Department of Biostatistics and Computational Biology, University of Rochester Medical Center, Rochester, NY 14642, USA.
Bioinformatics. 2009 Sep 15;25(18):2348-54. doi: 10.1093/bioinformatics/btp406. Epub 2009 Jul 2.
Recently, many univariate and several multivariate approaches have been suggested for testing differential expression of gene sets between different phenotypes. However, despite a wealth of literature studying their performance on simulated and real biological data, still there is a need to quantify their relative performance when they are testing different null hypotheses.
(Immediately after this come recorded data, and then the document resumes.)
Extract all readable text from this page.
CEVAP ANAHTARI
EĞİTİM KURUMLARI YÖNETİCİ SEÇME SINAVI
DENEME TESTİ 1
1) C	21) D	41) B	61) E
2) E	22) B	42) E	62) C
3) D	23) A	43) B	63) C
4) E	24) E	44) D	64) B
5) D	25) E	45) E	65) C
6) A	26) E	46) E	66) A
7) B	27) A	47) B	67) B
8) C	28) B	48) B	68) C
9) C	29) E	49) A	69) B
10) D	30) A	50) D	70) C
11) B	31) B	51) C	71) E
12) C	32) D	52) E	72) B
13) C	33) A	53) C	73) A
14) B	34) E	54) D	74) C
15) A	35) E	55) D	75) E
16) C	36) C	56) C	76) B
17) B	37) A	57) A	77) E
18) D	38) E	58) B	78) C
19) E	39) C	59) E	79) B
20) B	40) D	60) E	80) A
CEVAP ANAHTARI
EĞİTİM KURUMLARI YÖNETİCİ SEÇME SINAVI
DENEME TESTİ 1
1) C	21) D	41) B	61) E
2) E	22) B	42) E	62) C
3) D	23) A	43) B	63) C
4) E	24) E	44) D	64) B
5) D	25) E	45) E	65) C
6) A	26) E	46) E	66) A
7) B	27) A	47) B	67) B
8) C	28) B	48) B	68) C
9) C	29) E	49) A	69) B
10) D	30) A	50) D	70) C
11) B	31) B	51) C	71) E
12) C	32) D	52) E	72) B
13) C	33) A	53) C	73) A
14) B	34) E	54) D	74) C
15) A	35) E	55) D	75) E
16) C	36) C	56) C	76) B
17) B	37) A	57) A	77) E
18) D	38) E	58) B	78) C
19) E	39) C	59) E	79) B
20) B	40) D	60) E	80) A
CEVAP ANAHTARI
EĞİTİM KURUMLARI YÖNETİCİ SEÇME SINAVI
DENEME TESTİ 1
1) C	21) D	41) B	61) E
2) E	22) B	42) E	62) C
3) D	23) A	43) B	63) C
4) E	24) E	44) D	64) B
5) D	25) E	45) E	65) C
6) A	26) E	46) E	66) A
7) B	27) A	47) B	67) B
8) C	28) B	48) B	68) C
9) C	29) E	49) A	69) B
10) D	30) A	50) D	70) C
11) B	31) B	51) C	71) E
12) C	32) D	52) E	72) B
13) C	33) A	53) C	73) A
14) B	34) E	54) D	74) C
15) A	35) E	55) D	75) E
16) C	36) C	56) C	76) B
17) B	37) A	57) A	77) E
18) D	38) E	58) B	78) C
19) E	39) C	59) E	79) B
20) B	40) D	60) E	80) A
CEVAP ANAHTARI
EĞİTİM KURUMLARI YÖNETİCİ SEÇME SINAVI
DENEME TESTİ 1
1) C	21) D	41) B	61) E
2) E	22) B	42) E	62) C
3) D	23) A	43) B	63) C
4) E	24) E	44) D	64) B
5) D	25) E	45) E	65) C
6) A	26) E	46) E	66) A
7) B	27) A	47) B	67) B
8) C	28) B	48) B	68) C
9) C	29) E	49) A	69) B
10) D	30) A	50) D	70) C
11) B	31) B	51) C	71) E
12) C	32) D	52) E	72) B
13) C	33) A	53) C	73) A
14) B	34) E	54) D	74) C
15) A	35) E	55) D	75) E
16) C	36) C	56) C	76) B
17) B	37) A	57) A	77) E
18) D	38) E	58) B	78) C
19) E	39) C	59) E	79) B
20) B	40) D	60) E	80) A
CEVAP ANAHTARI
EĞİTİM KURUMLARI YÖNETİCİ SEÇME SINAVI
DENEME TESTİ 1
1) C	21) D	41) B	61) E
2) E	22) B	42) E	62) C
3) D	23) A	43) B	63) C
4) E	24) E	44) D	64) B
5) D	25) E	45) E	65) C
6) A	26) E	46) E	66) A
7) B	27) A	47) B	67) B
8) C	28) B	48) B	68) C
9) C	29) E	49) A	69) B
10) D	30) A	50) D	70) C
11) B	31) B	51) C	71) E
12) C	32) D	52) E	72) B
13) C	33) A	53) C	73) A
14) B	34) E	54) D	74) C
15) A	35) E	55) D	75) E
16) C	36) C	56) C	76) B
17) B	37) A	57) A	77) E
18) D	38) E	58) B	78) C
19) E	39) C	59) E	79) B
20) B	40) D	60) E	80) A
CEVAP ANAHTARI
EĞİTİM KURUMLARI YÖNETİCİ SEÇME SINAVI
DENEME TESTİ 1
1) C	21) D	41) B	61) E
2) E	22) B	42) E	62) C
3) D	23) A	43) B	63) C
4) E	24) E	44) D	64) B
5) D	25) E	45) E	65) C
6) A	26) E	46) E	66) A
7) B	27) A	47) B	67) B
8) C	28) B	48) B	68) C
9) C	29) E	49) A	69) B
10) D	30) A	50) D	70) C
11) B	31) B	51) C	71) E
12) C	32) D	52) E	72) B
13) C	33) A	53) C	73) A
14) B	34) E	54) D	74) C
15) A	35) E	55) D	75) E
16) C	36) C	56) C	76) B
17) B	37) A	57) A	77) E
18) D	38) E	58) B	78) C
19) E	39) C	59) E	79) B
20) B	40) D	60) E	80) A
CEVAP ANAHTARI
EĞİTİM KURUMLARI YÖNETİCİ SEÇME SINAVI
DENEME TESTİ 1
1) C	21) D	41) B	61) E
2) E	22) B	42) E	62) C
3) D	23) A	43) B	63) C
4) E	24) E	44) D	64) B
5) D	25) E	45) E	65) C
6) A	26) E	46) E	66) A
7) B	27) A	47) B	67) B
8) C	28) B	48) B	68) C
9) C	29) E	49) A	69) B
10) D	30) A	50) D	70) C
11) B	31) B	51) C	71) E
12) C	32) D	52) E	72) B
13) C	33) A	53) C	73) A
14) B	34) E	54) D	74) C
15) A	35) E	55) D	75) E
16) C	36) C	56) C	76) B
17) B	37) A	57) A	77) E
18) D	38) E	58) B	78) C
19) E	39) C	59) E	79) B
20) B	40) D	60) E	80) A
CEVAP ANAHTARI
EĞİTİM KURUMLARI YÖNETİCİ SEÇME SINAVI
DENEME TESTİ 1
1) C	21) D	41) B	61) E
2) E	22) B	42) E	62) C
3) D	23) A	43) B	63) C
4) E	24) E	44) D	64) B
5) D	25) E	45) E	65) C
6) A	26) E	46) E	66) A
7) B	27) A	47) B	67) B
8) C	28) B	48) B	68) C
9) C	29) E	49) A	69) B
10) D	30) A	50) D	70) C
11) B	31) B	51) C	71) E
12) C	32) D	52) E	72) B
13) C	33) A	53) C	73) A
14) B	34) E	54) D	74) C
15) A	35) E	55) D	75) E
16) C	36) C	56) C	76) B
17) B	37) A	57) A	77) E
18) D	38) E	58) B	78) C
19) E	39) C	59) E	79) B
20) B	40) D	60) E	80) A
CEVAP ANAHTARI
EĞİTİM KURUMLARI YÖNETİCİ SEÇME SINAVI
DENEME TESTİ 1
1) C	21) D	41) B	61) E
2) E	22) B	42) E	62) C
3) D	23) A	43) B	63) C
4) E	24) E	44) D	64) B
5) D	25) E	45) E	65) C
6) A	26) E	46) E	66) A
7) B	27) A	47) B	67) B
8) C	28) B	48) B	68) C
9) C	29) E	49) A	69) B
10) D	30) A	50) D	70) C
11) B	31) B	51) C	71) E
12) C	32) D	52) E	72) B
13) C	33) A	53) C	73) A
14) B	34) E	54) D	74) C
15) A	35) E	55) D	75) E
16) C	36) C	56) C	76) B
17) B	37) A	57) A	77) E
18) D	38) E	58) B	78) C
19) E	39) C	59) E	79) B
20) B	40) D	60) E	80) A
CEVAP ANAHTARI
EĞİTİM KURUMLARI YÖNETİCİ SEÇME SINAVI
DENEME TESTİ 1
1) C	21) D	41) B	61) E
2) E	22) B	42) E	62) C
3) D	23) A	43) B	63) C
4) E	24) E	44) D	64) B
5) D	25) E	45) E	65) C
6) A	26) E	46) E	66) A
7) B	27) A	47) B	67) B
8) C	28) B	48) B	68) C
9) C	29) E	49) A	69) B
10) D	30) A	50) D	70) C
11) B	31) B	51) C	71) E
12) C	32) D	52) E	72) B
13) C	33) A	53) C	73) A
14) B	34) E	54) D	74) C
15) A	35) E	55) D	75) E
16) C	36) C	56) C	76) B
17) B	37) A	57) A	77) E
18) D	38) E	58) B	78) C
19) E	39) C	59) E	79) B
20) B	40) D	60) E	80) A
In this article, we compare the performance of univariate and multivariate tests on both simulated and biological data. In the simulation study we demonstrate that high correlations equally affect the power of both, univariate as well as multivariate tests. In addition, for most of them the power is similarly affected by the dimensionality of the gene set and by the percentage of genes in the set, for which expression is changing between two phenotypes. The application of different test statistics to biological data reveals that three statistics (sum of squared t-tests, Hotelling's T(2), N-statistic), testing different null hypotheses, find some common but also some complementing differentially expressed gene sets under specific settings. This demonstrates that due to complementing null hypotheses each test projects on different aspects of the data and for the analysis of biological data it is beneficial to use all three tests simultaneously instead of focusing exclusively on just one.
最近,已经提出了许多单变量和几种多变量方法来检验不同表型之间基因集的差异表达。然而,尽管有大量文献研究了它们在模拟和真实生物数据上的性能,但在检验不同零假设时,仍然需要量化它们的相对性能。
在本文中,我们比较了单变量和多变量检验在模拟和生物数据上的性能。在模拟研究中,我们证明了高相关性同样会影响单变量和多变量检验的功效。此外,对于大多数检验,基因集的维数和基因集中表达在两种表型之间变化的基因百分比同样会影响功效。对不同测试统计量在生物数据上的应用表明,三种检验统计量(t 检验平方和、Hotelling's T(2)、N 统计量)检验不同的零假设,在特定条件下找到了一些共同的但也有互补的差异表达基因集。这表明,由于互补的零假设,每个检验都针对数据的不同方面,因此对于生物数据的分析,同时使用这三种检验而不是只关注其中一种会更有益。